Only kidding. Of course, most lawyers on social media have used the case as a chance to make a joke using the band’s back catalogue, just like probably 90% of the rest of the internet. Nuanced legal debate has so far been Pretty Vacant.

In the ruling itself, judge Sir Anthony Mann kept things straight, eschewing the chance to describe the Pistols as a ‘popular beat combo’ and landing instead on the simple ‘punk band’. He accepted the arguments of the group’s former drummer Paul Cook and guitarist Steve Jones that there was an agreement to go with majority voting rules on future issues such as this. Rotten, whose real name is John Lydon, had argued that he did not know the effect of the 1998 agreement and did not really know or appreciate its effect. It was reported during the trial that Lydon had likened the agreement to ‘slave labour’ and could not remember signing anything.
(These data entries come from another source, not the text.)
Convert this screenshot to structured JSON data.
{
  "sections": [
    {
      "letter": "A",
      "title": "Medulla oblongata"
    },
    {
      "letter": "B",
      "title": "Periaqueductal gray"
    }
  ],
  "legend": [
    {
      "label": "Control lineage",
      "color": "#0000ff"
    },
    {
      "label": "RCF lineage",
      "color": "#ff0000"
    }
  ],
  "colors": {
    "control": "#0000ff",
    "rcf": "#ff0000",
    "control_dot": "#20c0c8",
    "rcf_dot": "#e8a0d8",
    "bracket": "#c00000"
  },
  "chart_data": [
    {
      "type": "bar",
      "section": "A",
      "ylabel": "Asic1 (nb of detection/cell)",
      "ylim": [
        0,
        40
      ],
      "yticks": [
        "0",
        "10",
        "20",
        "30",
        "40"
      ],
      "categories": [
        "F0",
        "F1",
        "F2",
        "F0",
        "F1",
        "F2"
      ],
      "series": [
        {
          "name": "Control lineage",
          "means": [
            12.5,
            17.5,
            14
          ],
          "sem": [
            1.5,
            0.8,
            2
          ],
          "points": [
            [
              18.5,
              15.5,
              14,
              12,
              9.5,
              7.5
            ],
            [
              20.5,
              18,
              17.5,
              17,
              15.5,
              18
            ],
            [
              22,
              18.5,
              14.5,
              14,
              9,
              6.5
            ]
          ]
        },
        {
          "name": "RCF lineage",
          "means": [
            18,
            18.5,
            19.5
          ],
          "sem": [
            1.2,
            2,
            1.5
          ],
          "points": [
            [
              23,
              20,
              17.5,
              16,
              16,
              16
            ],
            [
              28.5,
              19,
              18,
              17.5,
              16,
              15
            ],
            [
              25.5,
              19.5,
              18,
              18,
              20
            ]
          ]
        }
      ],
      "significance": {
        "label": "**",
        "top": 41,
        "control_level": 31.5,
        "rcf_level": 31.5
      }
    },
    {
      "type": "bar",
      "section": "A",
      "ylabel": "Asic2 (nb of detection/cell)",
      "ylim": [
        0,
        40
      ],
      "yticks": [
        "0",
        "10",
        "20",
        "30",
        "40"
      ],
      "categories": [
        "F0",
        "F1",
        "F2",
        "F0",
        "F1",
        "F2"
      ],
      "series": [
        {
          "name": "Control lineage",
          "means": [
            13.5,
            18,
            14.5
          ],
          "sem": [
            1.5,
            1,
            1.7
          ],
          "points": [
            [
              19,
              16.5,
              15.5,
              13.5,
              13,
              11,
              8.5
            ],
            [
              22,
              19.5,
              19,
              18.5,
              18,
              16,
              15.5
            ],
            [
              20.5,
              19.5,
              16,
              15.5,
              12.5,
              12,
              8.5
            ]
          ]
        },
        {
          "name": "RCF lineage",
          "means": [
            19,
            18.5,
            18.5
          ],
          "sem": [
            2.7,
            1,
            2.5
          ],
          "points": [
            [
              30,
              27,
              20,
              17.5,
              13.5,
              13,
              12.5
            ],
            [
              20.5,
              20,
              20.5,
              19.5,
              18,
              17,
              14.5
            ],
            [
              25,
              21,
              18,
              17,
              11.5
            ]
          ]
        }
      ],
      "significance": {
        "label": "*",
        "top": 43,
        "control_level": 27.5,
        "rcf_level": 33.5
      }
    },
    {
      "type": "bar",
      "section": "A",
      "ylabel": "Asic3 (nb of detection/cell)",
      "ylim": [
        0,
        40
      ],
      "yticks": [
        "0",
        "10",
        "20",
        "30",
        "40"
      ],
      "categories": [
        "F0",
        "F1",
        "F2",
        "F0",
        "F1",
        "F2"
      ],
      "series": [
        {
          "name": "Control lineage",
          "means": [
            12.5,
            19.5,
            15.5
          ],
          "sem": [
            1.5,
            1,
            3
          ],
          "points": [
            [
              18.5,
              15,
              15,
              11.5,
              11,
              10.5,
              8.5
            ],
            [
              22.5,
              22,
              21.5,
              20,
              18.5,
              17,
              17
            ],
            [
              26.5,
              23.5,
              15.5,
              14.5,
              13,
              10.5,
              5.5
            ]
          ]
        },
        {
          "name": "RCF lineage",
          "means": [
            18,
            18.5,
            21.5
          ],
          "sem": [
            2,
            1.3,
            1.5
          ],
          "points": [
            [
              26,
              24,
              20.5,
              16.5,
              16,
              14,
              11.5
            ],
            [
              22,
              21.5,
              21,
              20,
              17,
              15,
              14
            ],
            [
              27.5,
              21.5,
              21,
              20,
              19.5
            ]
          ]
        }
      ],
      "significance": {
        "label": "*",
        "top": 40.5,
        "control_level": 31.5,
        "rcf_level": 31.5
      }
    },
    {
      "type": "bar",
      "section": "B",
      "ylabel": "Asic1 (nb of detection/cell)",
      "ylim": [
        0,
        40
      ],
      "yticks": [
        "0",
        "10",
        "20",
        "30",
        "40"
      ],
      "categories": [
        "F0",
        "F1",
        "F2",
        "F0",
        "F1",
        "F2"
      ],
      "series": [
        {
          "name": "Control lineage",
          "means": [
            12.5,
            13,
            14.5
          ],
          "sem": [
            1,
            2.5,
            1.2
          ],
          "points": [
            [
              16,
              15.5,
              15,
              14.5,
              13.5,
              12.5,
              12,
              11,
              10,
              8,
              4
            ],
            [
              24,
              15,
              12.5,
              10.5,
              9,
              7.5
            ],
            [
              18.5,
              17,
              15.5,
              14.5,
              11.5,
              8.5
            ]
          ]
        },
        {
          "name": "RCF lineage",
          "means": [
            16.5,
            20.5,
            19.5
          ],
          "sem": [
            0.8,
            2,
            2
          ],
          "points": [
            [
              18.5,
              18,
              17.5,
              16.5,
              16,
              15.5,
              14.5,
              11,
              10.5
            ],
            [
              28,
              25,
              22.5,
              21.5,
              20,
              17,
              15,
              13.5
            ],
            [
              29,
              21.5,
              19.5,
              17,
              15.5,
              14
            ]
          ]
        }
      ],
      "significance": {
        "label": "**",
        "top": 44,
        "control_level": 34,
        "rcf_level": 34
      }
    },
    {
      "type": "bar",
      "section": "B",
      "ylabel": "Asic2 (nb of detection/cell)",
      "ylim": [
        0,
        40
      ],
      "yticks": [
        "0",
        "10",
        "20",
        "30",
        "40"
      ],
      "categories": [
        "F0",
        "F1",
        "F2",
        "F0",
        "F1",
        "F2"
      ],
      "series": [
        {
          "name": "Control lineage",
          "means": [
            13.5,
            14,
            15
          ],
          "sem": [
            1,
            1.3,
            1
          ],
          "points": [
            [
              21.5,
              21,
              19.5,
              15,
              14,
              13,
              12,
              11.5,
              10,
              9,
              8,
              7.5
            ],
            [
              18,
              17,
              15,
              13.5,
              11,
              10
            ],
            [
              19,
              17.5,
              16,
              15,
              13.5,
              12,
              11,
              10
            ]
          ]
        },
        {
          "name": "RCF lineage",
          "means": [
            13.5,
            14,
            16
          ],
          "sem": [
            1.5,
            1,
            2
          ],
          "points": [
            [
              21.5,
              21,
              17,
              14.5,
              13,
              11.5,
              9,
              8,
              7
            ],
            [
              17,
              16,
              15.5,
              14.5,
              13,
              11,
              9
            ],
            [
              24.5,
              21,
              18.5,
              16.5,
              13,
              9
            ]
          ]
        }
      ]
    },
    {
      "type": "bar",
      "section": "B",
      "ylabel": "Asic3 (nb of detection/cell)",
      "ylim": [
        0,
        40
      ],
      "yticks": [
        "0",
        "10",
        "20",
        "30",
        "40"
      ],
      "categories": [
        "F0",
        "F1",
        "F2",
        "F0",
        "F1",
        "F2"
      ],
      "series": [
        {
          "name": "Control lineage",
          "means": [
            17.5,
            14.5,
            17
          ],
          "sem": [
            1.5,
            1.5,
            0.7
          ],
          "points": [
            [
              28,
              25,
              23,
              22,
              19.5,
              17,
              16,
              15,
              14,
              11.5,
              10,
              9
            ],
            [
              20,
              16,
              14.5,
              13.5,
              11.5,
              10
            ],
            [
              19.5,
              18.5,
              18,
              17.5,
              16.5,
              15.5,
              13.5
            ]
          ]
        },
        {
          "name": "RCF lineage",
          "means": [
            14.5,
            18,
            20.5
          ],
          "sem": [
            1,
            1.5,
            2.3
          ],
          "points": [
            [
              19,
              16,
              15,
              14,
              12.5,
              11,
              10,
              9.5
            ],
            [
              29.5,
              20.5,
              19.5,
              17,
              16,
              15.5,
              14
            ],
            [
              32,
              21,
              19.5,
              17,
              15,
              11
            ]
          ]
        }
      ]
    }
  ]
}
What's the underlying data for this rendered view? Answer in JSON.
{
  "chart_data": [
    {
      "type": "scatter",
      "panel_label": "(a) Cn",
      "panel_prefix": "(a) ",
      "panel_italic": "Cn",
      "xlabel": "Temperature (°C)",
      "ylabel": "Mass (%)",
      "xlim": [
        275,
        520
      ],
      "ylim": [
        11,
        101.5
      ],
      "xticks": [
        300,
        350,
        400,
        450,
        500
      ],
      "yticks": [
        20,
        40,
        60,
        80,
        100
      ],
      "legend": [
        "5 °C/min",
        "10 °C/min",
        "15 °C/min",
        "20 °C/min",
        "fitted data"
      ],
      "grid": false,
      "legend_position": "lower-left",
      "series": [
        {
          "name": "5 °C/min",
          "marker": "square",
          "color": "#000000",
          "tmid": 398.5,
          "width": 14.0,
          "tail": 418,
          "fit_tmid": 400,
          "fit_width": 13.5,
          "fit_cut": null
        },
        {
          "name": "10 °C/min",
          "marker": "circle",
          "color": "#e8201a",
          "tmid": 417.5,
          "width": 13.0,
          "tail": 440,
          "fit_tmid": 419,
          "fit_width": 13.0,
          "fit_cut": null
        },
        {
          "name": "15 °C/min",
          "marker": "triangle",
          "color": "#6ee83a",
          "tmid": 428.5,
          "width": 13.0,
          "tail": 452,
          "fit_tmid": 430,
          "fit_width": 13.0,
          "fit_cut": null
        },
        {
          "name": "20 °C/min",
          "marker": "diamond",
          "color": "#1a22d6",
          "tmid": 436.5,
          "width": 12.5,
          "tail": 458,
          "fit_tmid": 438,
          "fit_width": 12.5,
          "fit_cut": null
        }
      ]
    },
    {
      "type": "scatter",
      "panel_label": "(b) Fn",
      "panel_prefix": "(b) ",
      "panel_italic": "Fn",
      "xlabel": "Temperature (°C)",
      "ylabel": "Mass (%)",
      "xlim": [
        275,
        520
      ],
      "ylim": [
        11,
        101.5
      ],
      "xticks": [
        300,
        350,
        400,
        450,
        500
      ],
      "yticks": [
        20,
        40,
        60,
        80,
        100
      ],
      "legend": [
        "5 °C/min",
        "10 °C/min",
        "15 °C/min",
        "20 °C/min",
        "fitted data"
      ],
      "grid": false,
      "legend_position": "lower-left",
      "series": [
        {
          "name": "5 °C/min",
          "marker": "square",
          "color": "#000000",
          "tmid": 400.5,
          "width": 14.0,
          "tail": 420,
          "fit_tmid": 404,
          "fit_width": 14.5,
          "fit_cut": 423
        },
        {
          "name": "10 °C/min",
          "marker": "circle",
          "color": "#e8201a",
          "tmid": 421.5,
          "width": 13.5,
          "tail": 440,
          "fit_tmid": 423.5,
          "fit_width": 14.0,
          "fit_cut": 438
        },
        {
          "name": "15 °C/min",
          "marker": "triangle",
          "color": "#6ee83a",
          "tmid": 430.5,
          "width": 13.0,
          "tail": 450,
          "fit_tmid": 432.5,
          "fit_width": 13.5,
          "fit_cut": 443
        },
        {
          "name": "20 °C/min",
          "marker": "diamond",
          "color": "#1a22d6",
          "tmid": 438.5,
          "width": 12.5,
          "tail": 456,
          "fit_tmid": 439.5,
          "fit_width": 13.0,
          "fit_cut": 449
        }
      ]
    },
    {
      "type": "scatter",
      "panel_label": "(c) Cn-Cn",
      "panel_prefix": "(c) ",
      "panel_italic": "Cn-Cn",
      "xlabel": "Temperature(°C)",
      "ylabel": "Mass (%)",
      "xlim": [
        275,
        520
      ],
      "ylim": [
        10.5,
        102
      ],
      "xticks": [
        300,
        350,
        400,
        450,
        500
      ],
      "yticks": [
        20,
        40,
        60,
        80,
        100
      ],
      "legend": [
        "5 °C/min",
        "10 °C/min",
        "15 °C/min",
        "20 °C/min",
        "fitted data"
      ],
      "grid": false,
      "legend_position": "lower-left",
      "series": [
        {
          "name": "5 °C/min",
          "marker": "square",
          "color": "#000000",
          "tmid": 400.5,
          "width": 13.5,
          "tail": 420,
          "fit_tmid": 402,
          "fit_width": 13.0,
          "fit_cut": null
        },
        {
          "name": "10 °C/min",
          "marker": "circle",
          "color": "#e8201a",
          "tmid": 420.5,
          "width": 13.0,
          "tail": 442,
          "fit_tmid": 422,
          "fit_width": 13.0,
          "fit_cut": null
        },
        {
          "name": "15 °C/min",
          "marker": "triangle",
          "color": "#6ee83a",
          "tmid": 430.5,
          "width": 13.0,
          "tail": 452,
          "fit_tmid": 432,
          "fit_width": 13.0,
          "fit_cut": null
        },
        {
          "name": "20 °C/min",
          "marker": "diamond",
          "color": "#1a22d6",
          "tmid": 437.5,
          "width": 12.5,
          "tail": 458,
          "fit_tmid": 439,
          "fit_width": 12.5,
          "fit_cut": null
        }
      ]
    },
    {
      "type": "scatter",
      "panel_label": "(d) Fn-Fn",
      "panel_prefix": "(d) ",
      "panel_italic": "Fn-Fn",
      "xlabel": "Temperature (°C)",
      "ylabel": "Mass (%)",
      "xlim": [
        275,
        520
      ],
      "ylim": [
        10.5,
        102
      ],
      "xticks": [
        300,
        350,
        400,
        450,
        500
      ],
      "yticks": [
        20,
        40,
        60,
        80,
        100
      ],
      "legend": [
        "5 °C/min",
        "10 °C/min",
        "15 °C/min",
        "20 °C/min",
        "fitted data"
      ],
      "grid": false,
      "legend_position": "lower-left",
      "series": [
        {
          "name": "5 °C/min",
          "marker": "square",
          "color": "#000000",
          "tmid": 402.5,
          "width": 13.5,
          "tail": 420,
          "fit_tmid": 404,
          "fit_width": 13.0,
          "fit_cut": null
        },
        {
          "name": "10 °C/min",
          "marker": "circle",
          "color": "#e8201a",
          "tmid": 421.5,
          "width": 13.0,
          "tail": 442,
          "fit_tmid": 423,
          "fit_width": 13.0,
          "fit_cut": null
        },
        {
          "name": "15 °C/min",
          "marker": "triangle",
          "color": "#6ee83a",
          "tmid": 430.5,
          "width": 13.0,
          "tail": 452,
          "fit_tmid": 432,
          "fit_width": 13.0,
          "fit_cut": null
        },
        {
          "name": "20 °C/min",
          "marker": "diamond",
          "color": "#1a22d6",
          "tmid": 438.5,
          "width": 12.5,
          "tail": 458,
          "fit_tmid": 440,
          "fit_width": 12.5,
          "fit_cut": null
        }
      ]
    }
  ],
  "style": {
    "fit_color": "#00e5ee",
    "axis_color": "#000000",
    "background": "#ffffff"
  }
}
Alas, the presence of lawyers at the time contributed to Lydon’s court defeat. The judge noted that he must have been advised about the agreement and its consequences, and he had on his side an English lawyer, a US attorney and his manager. The ruling added: ‘It is highly likely that, even if he did not read it himself, it will have been explained to him and he will have understood its effects.’

The six-part drama series, directed by Danny Boyle, will now presumably include Sex Pistols songs (something of a necessity, given the subject matter). Lydon’s Q&A tour of the UK, meanwhile, starts next month. It will be a brave audience member who asks about this litigation.